O morto da praia talvez não saiba da lua vermelha. Morreu sem que a visse, ou talvez a tenha visto e por isso mesmo entrou na água no dia anterior e de mansinho foi dando passos seguros. Agarrando-se ao rendado que as ondas produzem, cobriu-se até a altura do peito e depois do pescoço e finalmente da cabeça.
Então, já totalmente submerso, ouvindo da cidade que deixou pra trás somente o rumorejado filtrado, som coalhado na água, andou mais alguns metros.
Até que não restassem mais nem som nem luz nem frio, apenas gesto deliberado.

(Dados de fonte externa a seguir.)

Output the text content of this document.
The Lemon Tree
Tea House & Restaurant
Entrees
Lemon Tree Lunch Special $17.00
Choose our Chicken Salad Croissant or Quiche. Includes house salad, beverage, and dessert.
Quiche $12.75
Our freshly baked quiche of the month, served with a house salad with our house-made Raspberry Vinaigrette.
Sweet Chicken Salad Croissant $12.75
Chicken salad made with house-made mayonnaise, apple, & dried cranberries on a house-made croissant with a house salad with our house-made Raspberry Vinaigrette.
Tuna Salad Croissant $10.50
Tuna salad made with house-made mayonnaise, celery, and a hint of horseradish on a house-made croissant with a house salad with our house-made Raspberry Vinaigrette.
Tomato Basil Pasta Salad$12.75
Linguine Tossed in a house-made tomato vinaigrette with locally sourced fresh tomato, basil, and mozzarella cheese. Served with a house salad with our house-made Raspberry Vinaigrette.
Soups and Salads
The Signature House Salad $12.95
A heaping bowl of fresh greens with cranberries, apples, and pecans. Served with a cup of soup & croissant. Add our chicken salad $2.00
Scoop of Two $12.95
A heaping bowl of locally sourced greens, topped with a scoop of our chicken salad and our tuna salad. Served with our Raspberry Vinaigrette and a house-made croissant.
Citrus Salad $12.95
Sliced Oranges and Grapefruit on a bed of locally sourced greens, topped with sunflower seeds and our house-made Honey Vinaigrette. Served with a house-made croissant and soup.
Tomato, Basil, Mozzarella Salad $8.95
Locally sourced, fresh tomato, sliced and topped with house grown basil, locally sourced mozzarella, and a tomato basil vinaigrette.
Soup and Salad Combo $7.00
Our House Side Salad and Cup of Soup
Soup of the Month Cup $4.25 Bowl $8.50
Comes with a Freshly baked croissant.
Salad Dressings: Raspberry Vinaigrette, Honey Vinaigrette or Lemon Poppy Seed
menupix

Ou quem sabe tenha sido reflexo tardio de uma tarde na infância.
De repente, o homem, que passara a manhã inteira com os pés enfiados na areia, lembrara de algo. Um amigo da escola. Uma professora. Um rabisco no caderno.
O homem da praia é o corpo esquecido e encontrado hoje pela manhã. Carregavam-no na caixa de metal. Dois homens de cada lado. É preciso quatro vezes mais pessoas para suportar o peso de uma apenas.
Conduziam-no à frente de uma nuvem de curiosos. Lá vai o afogado. O homem que não tornou. O refugiado do tempo.
Sem que o vissem, o homem agora morto havia entrado no edifício San Pedro duas noites atrás. Sozinho, levara apenas um colchão e três ou quatro livros. Uma muda de roupa. Um álbum de fotografias.
O morto agora homem então armara como que uma estante feita de tijolos num canto do primeiro cômodo que encontrou na construção. Escorado contra a parede, esperou o sono.
No dia seguinte, entregou uma cédula de cinco reais ao vendedor de coco em frente ao San Pedro. Em goles demorados, secou toda a água. Depois pediu que abrissem a quenga para que lambesse a lama que se forma no mais dentro.
Eram 9 horas quando sentou na areia com as fotos e o livro.